Overview
MSc Artificial Intelligence mid-module assessment implementing binary classification to predict heart disease risk using the UCI Heart Disease dataset. Comprehensive comparison of three machine learning approaches: Random Forest (ensemble learning), Support Vector Machines (kernel methods), and Neural Networks (deep learning). Each model tested with 3 different configurations to explore hyperparameter effects.
The Problem
Develop a reliable predictive model for heart disease risk assessment using patient health metrics. The challenge involves handling a relatively small dataset (303 samples), selecting informative features from 13 clinical variables, and choosing the optimal algorithm and hyperparameters for this specific medical classification task.
The Approach
Implemented a complete ML pipeline including exploratory data analysis with correlation heatmaps, feature importance ranking, and distribution analysis. Data preprocessing with StandardScaler normalisation and stratified train-test splits. Trained 9 model configurations: Random Forest (default, depth-limited, sample-constrained), SVM (RBF, linear, tuned RBF), and Neural Networks (simple, with dropout, wider architecture).
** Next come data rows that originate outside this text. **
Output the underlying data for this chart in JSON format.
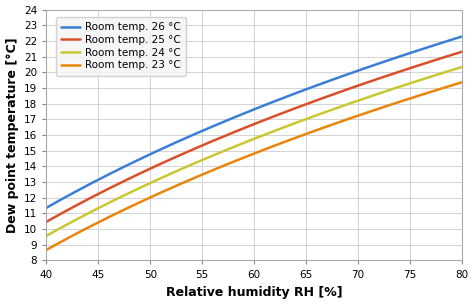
{
  "title": "",
  "xlabel": "Relative humidity RH [%]",
  "ylabel": "Dew point temperature [°C]",
  "rh_range": [
    40,
    80
  ],
  "air_temps": [
    26,
    25,
    24,
    23
  ],
  "colors": [
    "#3a7fd5",
    "#d94f2a",
    "#c8c832",
    "#e8850a"
  ],
  "legend_labels": [
    "Room temp. 26 °C",
    "Room temp. 25 °C",
    "Room temp. 24 °C",
    "Room temp. 23 °C"
  ],
  "ylim": [
    8,
    24
  ],
  "xlim": [
    40,
    80
  ],
  "yticks": [
    8,
    9,
    10,
    11,
    12,
    13,
    14,
    15,
    16,
    17,
    18,
    19,
    20,
    21,
    22,
    23,
    24
  ],
  "xticks": [
    40,
    45,
    50,
    55,
    60,
    65,
    70,
    75,
    80
  ],
  "line_width": 1.8,
  "grid_color": "#cccccc",
  "background_color": "#ffffff",
  "tick_fontsize": 7.5,
  "label_fontsize": 9
}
Evaluation using accuracy, precision, recall, F1-score, ROC-AUC, and confusion matrices.
Outcome
Random Forest with sample constraints achieved the highest accuracy at 85.25%, with chest pain type (cp), maximum heart rate (thalachh), and number of major vessels (caa) identified as the most predictive features. Neural networks showed tendency to overfit on the small dataset despite dropout regularisation. Comprehensive Jupyter notebook with visualisations, statistical analysis, and reproducible results.